IL RICORDO

Addio a Manfrini e al suo sorriso

La tenacia dell’ottimismo e lo sguardo aperto, senza tentazioni di “trentinismo”: i regali che Paolo ci lascia in dote


Paolo Mantovan


Paolo Manfrini ha lottato con ottimismo e in tutti noi ha lasciato impressa l’immagine del suo sorriso. Due cose che ci regala e che valgono molto più di ciò che ha realizzato. L’ottimismo era la forza della sua volontà, che lo ha sempre accompagnato. E il sorriso era il dipinto del suo animo: accogliente e ironico nello stesso tempo, ti abbracciava e insieme ti teneva sulle spine. Perché Paolo era sognatore e disincantato insieme. Aveva forte il senso della realtà eppure non smetteva di guardare oltre. Nel giornalismo è una dote straordinaria. Nella vita lo è ancor di più. 

Paolo Manfrini si è proposto sempre con il sorriso e insieme combattendo. Senza pestare i piedi a nessuno. Sia perché ha sempre creduto nella necessità degli equilibri e nel rispetto dei ruoli, sia perché mai ha voluto rinunciare alla forza persuasiva della gentilezza. Senza grandi proclami, cercando la via docile della condivisione di idee, puntando sempre al massimo possibile. Perché sognare non solo è possibile ma ti aiuta a realizzare davvero delle grandi cose: questo era il suo messaggio quotidiano. Quindi, al di là delle intuizioni di Oriente Occidente o dei Suoni delle Dolomiti, cose che il mondo conosce e ci riconosce, al di là dei fili tessuti nel corso di una stagione della vita per innovare la politica o per portare la cultura nel turismo, Paolo Manfrini è stato un esempio di come si costruiscono realtà dai sogni, di come si deve insistere e non ci si deve arrendere, di come occorre avere pazienza e non abbassare la mira. Di come bisogna ascoltare tutti (per poter parlare a tutti) e di come è necessario abbeverarsi alle fonti del pensiero e dell’immaginazione. 

In questo, Manfrini ci ha regalato soprattutto il suo sguardo aperto, lontanissimo da quel provincialismo che spesso governa non solo molte nostre istituzioni ma intacca anche il carattere di tanti trentini.

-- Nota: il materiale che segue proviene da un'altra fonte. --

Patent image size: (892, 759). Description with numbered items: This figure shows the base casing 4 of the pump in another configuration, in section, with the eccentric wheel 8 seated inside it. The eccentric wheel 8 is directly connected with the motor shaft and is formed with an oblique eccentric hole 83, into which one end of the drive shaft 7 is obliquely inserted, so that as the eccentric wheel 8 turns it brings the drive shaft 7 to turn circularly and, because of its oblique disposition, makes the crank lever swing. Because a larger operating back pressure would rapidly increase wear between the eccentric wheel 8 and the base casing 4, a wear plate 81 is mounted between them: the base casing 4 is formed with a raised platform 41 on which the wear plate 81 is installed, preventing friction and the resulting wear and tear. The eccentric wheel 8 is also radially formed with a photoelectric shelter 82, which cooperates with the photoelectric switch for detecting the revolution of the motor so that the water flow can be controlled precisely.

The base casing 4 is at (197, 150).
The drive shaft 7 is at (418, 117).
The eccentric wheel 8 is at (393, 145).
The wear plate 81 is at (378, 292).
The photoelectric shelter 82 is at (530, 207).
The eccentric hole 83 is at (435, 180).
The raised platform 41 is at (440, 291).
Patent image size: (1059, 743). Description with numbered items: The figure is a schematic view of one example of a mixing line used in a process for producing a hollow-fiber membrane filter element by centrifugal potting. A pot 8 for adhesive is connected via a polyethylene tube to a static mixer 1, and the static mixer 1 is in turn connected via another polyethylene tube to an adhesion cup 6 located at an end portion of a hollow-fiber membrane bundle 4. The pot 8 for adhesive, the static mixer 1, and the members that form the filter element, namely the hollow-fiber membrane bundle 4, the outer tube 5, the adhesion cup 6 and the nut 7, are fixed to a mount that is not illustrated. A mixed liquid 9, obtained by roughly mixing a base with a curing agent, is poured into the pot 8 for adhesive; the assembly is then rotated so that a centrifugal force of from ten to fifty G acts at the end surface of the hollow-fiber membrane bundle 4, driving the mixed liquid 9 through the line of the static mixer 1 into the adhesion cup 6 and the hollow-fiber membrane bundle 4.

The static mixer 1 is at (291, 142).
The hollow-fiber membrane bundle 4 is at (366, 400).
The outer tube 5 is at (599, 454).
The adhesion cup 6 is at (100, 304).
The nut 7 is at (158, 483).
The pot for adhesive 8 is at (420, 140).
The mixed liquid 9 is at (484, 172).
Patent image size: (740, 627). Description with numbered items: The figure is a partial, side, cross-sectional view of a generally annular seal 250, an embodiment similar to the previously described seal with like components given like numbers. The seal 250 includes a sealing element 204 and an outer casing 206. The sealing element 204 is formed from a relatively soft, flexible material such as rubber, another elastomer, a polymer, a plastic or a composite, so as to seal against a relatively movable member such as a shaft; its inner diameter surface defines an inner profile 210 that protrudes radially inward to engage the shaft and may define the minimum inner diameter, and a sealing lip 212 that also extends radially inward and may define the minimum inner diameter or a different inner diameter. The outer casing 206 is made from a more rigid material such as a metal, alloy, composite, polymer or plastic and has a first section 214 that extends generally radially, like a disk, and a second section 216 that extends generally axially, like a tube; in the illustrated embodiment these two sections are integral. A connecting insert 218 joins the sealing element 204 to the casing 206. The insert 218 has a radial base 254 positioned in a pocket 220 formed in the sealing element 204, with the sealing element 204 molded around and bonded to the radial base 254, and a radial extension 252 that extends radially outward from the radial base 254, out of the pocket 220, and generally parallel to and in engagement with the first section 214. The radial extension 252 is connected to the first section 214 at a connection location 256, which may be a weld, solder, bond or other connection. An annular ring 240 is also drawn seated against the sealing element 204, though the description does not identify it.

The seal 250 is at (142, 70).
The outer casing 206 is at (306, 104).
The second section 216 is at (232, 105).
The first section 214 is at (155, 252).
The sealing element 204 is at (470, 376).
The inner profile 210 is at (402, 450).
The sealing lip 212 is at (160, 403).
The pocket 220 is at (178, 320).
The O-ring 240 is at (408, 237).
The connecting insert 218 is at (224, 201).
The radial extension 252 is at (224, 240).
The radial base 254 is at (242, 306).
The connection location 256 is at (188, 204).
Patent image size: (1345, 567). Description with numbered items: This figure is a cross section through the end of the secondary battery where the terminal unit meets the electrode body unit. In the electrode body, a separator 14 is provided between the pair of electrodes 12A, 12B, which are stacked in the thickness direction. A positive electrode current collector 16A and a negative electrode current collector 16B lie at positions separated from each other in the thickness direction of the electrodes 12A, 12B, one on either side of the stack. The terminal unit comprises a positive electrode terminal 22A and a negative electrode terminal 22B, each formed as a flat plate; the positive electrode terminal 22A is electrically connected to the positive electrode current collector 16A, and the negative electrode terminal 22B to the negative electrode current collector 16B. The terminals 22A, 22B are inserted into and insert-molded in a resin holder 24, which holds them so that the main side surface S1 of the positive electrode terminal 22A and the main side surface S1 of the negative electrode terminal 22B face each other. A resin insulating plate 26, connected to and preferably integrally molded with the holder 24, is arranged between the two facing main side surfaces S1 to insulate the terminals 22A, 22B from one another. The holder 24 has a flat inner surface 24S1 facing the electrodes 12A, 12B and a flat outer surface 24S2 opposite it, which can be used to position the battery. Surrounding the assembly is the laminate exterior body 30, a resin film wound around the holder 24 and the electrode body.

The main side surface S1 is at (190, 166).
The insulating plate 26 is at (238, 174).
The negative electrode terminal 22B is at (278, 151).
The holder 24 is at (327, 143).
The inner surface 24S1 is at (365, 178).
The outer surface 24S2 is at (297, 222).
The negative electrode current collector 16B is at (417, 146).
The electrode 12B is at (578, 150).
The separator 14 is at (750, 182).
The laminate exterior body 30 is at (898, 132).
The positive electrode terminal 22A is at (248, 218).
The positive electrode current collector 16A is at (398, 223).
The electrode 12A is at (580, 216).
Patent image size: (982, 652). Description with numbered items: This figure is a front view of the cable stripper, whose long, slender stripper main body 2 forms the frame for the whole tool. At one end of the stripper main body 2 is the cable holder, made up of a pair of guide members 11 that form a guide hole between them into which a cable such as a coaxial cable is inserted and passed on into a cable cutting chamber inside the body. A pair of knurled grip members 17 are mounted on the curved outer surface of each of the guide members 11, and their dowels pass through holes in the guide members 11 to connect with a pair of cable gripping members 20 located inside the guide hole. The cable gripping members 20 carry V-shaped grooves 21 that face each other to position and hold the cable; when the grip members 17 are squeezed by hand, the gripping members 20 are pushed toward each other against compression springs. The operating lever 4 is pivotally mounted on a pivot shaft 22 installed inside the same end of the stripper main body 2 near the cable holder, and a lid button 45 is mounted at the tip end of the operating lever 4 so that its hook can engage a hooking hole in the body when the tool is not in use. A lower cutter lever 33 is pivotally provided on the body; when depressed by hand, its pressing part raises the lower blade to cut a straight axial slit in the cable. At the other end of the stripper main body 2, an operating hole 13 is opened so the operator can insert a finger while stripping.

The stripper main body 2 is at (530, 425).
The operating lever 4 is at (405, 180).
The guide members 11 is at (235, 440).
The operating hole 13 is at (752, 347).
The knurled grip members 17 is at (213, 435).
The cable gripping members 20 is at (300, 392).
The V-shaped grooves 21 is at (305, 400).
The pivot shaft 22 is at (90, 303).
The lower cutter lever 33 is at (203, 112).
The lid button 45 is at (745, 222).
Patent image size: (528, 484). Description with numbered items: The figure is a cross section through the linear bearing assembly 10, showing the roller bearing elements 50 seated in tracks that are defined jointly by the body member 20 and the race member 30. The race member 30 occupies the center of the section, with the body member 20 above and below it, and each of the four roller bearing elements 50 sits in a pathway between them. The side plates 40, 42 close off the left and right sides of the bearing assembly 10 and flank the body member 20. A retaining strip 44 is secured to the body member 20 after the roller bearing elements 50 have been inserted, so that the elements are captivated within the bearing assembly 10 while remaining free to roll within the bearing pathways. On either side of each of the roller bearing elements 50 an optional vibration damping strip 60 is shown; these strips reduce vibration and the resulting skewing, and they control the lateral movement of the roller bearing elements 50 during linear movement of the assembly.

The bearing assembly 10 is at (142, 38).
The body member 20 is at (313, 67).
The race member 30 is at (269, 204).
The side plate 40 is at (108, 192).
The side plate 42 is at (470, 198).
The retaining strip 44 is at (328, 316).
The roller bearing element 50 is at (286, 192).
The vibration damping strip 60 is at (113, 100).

Ecco, Manfrini non è stato per nulla affetto da “trentinismo acuto” (tantomeno dal “roveretanismo”) e, guarda un po’, proprio per questo è riuscito a imporre delle idee che hanno dato (e danno tuttora) lustro a questo territorio. Eppure Paolo ha amato Rovereto e il Trentino con tutto il cuore che aveva. Ma ha voluto amarli soprattutto con la testa. Convinto che è nella forza di rinnovarsi che si può scommettere di nuovo su se stessi: senza nostalgie inutili e senza timori del futuro. Certo, Manfrini frequentava il mondo della cultura come pochi. E da lì ha tratto una serie infinita di spunti. Ma quella sua frequentazione non la chiudeva in un isolotto cultural-chic, lui cercava sempre di trasformarla in ricchezza per tutti. E così, con questo spirito, ha coltivato le sue amicizie. Cercava bellezza e condivisione. Con questo respiro ha vissuto pure la sua famiglia, rendendo naturale per le figlie Francesca e Ariele esprimersi nelle diverse forme dell’arte. Con queste idee ha affrontato un lavoro che ha tentato di rendere sempre lieve, aperto e prudente insieme: capace di osare ma sempre coinvolgendo. 

Questa sua eredità è necessario saper raccogliere. 

Sì, ci sono anche le vocazioni e i talenti. Paolo aveva la vocazione allo sguardo aperto e il talento di tradurre concretamente i sogni. Ma quell’ottimismo e quel sorriso restano impressi nella nostra memoria. E così l'abbiamo salutato per l'ultima volta, nella chiesa di Santa Caterina, guardando avanti, come voleva lui.